FD.io’s Vector Packet Processing (VPP) technology is a Fast, Scalable and Deterministic, Packet Processing stack that runs on commodity CPUs. It provides out-of-the-box production quality switch/router functionality and much, much more. FD.io VPP is at the same time, an Extensible and Modular Design and Developer Friendly framework, capable of boot-strapping the development of packet-processing applications. The benefits of FD.io VPP are its high performance, proven technology, its modularity and flexibility, integrations and rich feature set.

For more detailed information, see the following sections:

What is vector packet processing?

As the name implies, FD.io VPP uses vector packet processing, as opposed to scalar packet processing. A scalar packet processing stack simply processes one packet at a time: an interrupt handling function takes a single packet from a device rx ring, and processes it by traversing a set of functions: A calls B calls C … return return return, then return from interrupt. For each packet, one of three things happens: the path punts, drops, or rewrites and forwards the packet.

Scalar packet processing is simple, but problematic in these ways:

When the path length exceeds the size of the I-cache, thrashing occurs. Each packet incurs an identical set of I-cache misses The only solution: bigger caches.
Deep call stack adds load-store-unit pressure since stack-locals fall out of the L1 D-cache
Aside from prefetching packet data - probably not in time - one can’t address dependent read latency on table walks in a meaningful way

In contrast, vector packet processing constructs vectors of packets by scraping up to 256 packets at a time from device rx rings, and processes them using a directed graph of node. The graph scheduler invokes one node dispatch function at a time, restricting stack depth to a few stack frames.

This scheme fixes the I-cache thrashing problem.

Graph node dispatch functions iterate across up to 256 vector elements. Processing the first packet in a vector warms up the I-cache.
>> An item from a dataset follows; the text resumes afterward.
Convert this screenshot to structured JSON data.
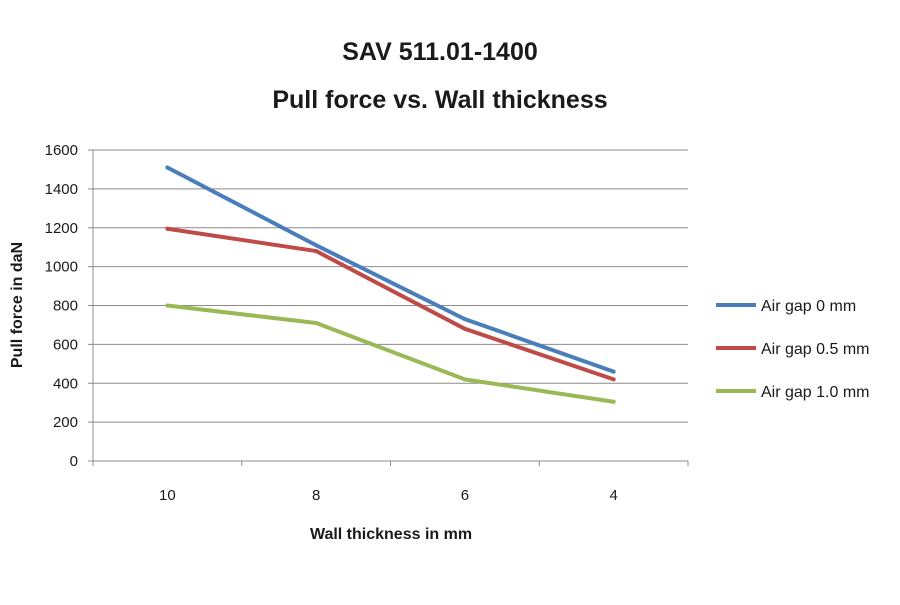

The remaining packets all hit in the I-cache, reducing I-cache miss stalls by up to two orders of magnitude.

Given a vector of packets, one can pipeline and prefetch to cover dependent read latency on table data needed to process packets.

Vector packet processing techniques lead to a stable graph dispatch circuit time equilibrium. For a given offered load, imagine that the dispatch circuit time - and hence the vector size - converge to certain values. Say that an operating system event such as a clock-tick interrupt introduces a delay into the main dispatch loop.

The next rx vector will be larger. Larger vectors are processed more efficiently: I-cache warmup costs are amortized over a larger number of packets.

Rapidly, the rx vector size and the dispatch circuit time return to the previous equilibrium values. Given a relatively stable offered load, it’s an important advantage for the vector size to remain stable in the face of exogenous events.